The historical certainty is that the nuns of San Gregorio Armeno, famous throughout the city, were masters in the production of pastiere. When the pastiere began to be baked, strictly on Holy Thursday, the scent spread throughout the entire neighborhood. Those delicious creations ended up on the Easter tables of the noble and most prominent families of the city, from which the nuns came and who financially supported the convent.

The first recipe, written down by Antonio Latini, is found in his book "Lo scalco alla moderna" from 1693, and features unusual ingredients such as parmesan, pepper, salt and pistachios, in addition to wheat and ricotta.
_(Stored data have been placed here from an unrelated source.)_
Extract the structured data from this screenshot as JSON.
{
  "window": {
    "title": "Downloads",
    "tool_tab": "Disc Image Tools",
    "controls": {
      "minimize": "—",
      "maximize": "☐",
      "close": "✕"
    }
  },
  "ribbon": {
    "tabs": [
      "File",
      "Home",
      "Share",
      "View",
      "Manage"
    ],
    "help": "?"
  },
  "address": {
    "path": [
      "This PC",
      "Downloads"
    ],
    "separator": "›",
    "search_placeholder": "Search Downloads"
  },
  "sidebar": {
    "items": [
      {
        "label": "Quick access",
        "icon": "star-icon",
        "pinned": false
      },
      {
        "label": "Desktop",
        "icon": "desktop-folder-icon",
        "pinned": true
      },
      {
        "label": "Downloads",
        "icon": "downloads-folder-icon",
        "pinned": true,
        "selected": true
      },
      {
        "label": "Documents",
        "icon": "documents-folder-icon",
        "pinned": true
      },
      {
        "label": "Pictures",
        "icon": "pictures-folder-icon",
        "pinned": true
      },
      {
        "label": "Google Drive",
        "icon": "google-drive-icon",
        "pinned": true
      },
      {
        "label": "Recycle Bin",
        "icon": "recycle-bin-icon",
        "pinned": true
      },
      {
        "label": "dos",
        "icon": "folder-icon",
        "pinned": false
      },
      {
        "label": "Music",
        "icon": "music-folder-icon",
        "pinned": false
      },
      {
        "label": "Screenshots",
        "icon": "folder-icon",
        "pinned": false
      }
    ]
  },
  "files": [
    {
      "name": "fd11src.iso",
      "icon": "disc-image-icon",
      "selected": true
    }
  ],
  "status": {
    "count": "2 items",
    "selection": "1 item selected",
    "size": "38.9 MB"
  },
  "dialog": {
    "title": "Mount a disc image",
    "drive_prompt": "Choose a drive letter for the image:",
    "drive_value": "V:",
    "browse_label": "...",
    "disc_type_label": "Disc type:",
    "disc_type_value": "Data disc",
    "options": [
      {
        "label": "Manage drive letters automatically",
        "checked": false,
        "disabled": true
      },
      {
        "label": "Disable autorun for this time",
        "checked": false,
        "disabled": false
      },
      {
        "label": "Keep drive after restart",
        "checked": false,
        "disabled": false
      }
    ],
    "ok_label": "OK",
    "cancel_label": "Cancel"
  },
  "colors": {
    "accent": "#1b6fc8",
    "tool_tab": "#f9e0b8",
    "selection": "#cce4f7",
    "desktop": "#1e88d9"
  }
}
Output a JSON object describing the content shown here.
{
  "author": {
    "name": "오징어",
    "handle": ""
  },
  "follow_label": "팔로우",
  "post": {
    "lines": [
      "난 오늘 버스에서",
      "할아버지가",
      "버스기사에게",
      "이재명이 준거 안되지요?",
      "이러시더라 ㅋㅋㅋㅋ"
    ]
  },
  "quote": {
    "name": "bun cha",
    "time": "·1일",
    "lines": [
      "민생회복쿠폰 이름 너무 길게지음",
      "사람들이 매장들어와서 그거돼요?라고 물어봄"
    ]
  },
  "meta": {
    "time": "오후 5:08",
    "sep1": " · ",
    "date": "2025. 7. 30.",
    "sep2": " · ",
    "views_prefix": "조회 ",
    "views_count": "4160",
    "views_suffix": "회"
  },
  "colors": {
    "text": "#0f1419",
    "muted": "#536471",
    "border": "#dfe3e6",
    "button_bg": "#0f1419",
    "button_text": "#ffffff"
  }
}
Closer to the version known today is the pastiera according to Ippolito Cavalcanti, the author of “Theoretical-Practical Cuisine” of 1837.

Precisely in those years, it is said that the "sad queen" Maria Teresa of Habsburg Teschen, first wife of Ferdinand II of Bourbon, smiled in public for the first time while enjoying a slice of pastiera that her husband had made her try . The king, very fond of dessert, commented loudly on the wonderful news, regretting that to see his wife smile he would have to wait for the pastiera of the following Easter.

With its shortcrust pastry layer, filled with cooked wheat, ricotta, eggs, orange flower water and spices that vary according to taste, the pastiera is present in Easter traditions throughout Campania. Therefore it was recognized as a Traditional Agri-food Product of Campania PAT.